#Use of these scripts All scripts provided here are available for free use for personal or acadmeic usage without any warentee. I have tested these scripts on my own hardware but cannot guarentee that it is compatible with other hardware or software. If you use this program in a publication we ask that you cite our paper ().
Tools for F1 hybrid PSMC (hPSMC) divergence time inference from whole genomes
- Create an hPSMC .psmcfa input file from two samples
haploidize each bam file to a fasta. I use R. Ed Green's pu2fa program available here- https://github.com/Paleogenomics/Chrom-Compare
Usage: For each chromosome run:
samtools mpileup -s -f REF\_GENOME -q30 -Q60 -r CHROMOSOME BAMFILE.bam | \
pu2fa -c CHROMOSOME -C MAX\_COVERAGE > haploidized_fasta.fa
The very high basequality threshold "-Q60" is useful for minimizing the impact of sequencing error.
Then concatenate all of the single chromosome fastas into a single fasta.
cat haploidized_fasta_scaffold*.fa > haploidized_fasta_all.fa
combine fasta sequences from two individuals into a single .psmcfa file.
python psmcfa_from_2_fastas.py -b10 -m5 sample1_all.fa sample2_all.fa > hPSMC.psmcfa
- run psmc using the hPSMC.psmcfa
We ran PSMC under default settings. See https://github.com/lh3/psmc
psmc -N25 -t15 -r5 -p "4+25*2+4+6" -o hPSMC.psmc hPSMC.psmcfa
-
Visualize hPSMC.psmc and estimate pre-diverence population size. Standard PSMC method.
psmc_directory/utils/psmc_plot.pl hPSMC hPSMC.psmc
Alternative script included here. The -s -g and -m flags show their default values.
python hPSMC/PSMC_emit_last_iteration_coord.py -s10 -g25 -m0.000000001 hPSMC.psmc
Once we have plotted the psmc result using one of the two above methods estimate the pre-divergence population size which will be input for step 4.
-
Run simulations of divergence without post-divergence migration to compare to the hPSMC plot
In order to interpret hPSMC results we need to compare our data to simulations.
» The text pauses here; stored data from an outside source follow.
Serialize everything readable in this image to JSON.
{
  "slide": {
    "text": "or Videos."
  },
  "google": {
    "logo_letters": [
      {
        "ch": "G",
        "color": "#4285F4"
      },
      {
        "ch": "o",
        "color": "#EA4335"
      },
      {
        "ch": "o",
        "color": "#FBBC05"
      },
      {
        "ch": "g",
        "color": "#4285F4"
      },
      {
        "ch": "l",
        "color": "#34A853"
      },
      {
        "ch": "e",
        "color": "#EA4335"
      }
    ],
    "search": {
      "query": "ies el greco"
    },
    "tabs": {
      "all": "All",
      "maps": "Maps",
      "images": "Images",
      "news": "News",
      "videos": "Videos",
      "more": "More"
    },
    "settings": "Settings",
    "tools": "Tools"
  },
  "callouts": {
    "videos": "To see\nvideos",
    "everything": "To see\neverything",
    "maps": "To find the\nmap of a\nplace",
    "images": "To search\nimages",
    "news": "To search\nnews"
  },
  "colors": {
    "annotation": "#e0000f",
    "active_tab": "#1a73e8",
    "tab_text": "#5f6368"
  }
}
A purely visual interpreation of hPSMC output plots is susceptible to user bias and not replicable. To conduct simulations the user should estimate the ancestral population size (step 3) and estimate a recent and ancient bound for when the sample might have diverged.
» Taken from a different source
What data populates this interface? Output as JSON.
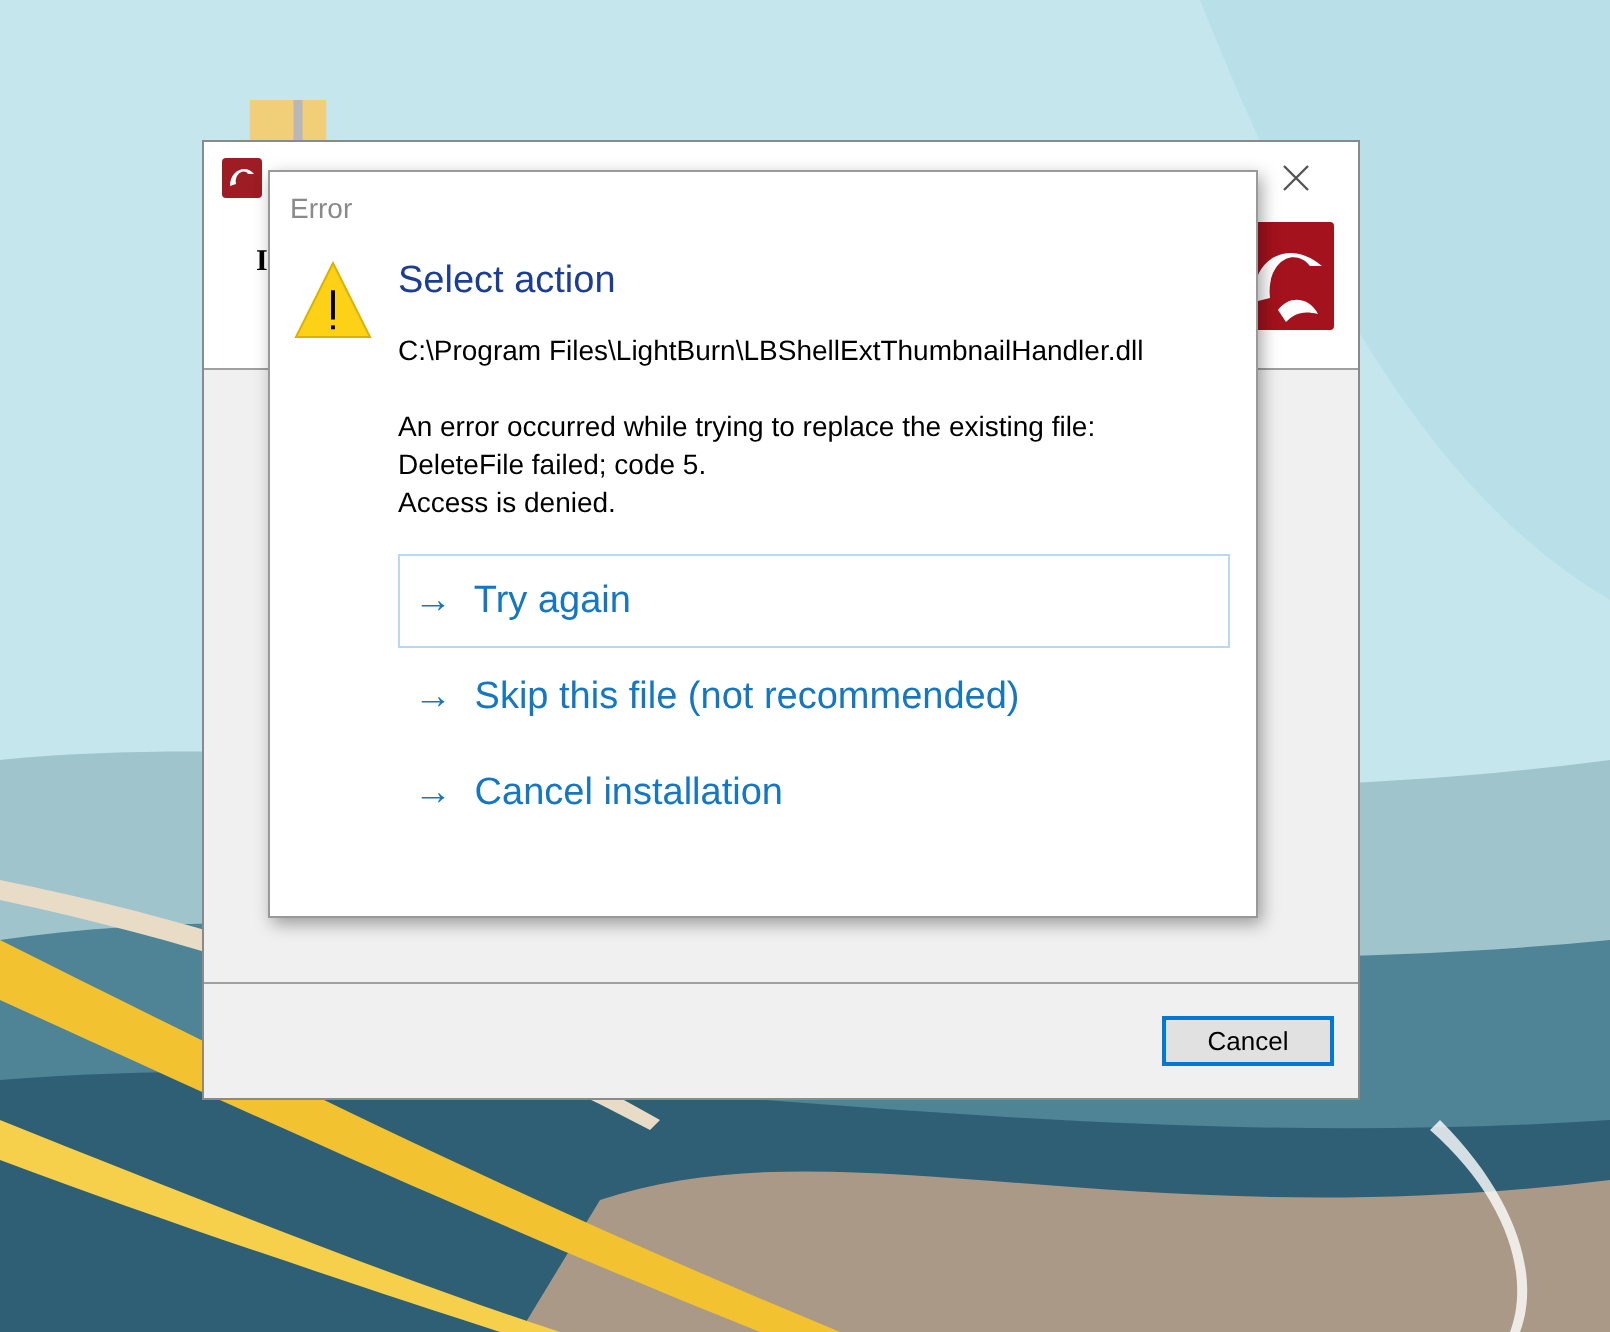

python hPSMC/hPSMC_quantify_split_time.py -OPTIONS OPTIONS: -h print help message with user options -o OUT, --out=OUT output directory for simulations and prefix all files for the run, default="./hPSMC_sim_" -N NE, --Ne=NE The ancestral population size to simulate, default=10,000 -l LOWER, --lower=LOWER lower bound for simulations, the most recent divergence time to be simulated -u UPPER, --upper=UPPER upper bound for simulations, the most ancient divergence time to be simulated -s SIMS, --sims=SIMS the number of simulations to conduct, simulations will evenly split between high and low, minimum value=2, minimum meaningful value=3 -p PAR, --parallel=PAR Number of simulations to run simultaneously -P PSMC, --PSMC=PSMC If the psmc executable is not in your path give it's location, default = "psmc" -m MS, --ms=MS If the ms executable is not in your path give it's location, default = "ms" -H HPSMC, --hPSMC=HPSMC If the hPSMC directory is not in your path give it's location, NOTE: Just the directory not the script. default = "./"
-
Plot simulations using either method in step 3, with the orignal data to show the divergence between samples.
A) Compare simulations' pre-divergence Ne to your data, if they converge the simulations are appropriate, if not reestimate Ne and repeat steps 3-5 B) Identify the range of values for divergence time that intersect your hPSMC plot between 1.5 and 10 times pre-divergence Ne. These are your simulations consistent with data. Your diverence time estimate is the narrowest range of inconsistent simulations surrounding the consistent simulations.